- Born: March 27, 1925 Philadelphia, Pennsylvania, United States
- Died: July 23, 2024 (aged 99) Philadelphia, Pennsylvania, United States

Academic background
- Alma mater: Swarthmore College Columbia University

Academic work
- Discipline: History
- Sub-discipline: Modern French history
- Institutions: Boston University University of Iowa
- Notable works: The Revolutionary Theories of Louis Auguste Blanqui Old Hatreds and Young Hopes The French Generation of 1820 Historical Truth and Lies About the Past

= Alan Spitzer =

American historian (1925–2024)

Alan Barrie Spitzer (March 27, 1925 – July 23, 2024) was an American historian who served as a professor emeritus.

He was associated with combining intellectual history with social historical methods, including prosopography and quantitative history, and with methodological work on how generations can be defined and used as an analytical category. His scholarship focused on political and intellectual currents in France during the Bourbon Restoration and nearby decades.

== Early life and education ==
Spitzer was born in Philadelphia on March 27, 1925.
He attended Central High School and began college study at Pennsylvania State University before entering military service during World War II.
He enlisted in the United States Army in 1943 and was wounded in action in November 1944. Later, he received a Purple Heart.
After recovering, he resumed his education at Swarthmore College and completed his undergraduate degree in 1948. His reflections on wartime experience were published in The Palimpsest in 1995.
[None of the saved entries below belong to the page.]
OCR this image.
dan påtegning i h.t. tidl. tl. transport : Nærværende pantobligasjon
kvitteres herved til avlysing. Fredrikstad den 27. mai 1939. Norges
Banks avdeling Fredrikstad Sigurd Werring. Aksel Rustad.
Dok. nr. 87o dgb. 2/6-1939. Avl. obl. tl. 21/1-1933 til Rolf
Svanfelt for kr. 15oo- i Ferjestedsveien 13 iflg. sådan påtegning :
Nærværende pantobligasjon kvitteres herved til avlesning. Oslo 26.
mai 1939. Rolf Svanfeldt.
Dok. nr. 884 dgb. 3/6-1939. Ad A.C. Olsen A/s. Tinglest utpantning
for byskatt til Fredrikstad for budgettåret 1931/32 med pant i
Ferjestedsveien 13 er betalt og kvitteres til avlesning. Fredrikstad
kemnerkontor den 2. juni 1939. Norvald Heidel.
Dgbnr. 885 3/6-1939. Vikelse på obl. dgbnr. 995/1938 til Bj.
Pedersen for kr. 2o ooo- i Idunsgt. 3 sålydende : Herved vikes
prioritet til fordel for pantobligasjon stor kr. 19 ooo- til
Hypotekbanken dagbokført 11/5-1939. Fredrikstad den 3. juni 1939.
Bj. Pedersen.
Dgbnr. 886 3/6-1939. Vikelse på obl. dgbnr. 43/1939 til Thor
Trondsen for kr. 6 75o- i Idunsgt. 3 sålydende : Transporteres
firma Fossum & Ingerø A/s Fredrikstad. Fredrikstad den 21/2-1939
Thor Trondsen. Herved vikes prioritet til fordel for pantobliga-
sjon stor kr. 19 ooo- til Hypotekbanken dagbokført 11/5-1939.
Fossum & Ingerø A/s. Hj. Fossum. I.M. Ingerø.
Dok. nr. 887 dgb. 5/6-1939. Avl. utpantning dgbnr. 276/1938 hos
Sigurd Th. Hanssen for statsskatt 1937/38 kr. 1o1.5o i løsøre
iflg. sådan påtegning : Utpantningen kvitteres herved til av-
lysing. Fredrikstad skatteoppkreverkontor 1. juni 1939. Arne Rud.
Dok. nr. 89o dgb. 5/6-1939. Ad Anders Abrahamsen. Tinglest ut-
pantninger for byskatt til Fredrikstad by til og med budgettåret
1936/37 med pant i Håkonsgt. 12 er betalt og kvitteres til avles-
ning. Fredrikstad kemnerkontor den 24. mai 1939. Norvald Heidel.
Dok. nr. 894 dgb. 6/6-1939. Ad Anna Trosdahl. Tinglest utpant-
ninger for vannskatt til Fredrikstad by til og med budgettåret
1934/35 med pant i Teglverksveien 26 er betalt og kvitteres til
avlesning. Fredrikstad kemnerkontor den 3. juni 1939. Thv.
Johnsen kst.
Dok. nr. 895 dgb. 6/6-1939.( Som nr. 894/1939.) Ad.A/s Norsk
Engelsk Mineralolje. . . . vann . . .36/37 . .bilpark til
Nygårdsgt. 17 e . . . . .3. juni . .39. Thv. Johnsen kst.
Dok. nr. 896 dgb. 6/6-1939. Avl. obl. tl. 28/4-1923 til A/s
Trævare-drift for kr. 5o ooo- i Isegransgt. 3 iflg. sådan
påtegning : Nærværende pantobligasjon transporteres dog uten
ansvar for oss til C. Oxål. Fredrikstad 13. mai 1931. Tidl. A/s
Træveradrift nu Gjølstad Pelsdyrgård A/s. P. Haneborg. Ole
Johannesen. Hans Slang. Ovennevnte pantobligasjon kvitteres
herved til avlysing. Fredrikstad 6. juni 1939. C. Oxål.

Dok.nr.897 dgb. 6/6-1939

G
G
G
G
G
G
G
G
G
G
He undertook graduate study at Columbia University and earned a doctorate in 1955.

== Career ==
After completing his doctorate, Spitzer taught at Boston University for four years before moving to the University of Iowa, where he taught in the history department until retiring from classroom teaching in 1992. At Iowa, he taught modern European history and supervised graduate research, including dissertations. In 1989, he received the University of Iowa Faculty Achievement Award for Excellence in Teaching. He helped create and sustain a seminar based undergraduate course titled Problems in Human History as an alternative to large lecture survey instruction. During the Vietnam War period, he was associated with faculty activism on campus.

Spitzer's early monograph, The Revolutionary Theories of Louis Auguste Blanqui (1957), established him as an interpreter of revolutionary thought and the relationship between political theory and action in nineteenth century France. In Old Hatreds and Young Hopes (1971), he examined the French Carbonari as a conspiratorial and associational phenomenon under the Bourbon Restoration, and the book was reviewed in major journals in history and political science.

His book The French Generation of 1820 (1987) used a bounded cohort approach to analyze intellectual networks, political sensibilities, and career pathways among a group defined by shared formative experiences around the end of empire and the early Restoration. A review in the Journal of Social History discussed the work's use of generation as an organizing concept and its emphasis on networks and associational life.
His methodological influence on generational analysis was strongly associated with his 1973 article "The Historical Problem of Generations" in The American Historical Review.

Spitzer also served as president of the Society for French Historical Studies in 1982 and 1983 and held editorial board roles with journals including the Journal of Modern History and French Historical Studies. He held fellowships from organizations including the National Endowment for the Humanities, John Simon Guggenheim Memorial Foundation and the Camargo Foundation in Cassis, France.
He was a visiting member of the Institute for Advanced Study in Princeton from September 1979 to June 1980.

After retirement, Spitzer published Historical Truth and Lies About the Past (1996), an essay collection on historical truth, standards of evidence, and public controversies about the past.

== Selected works ==
- The Revolutionary Theories of Louis Auguste Blanqui (1957)
- Old Hatreds and Young Hopes: The French Carbonari against the Bourbon Restoration (1971)
- The French Generation of 1820 (1987).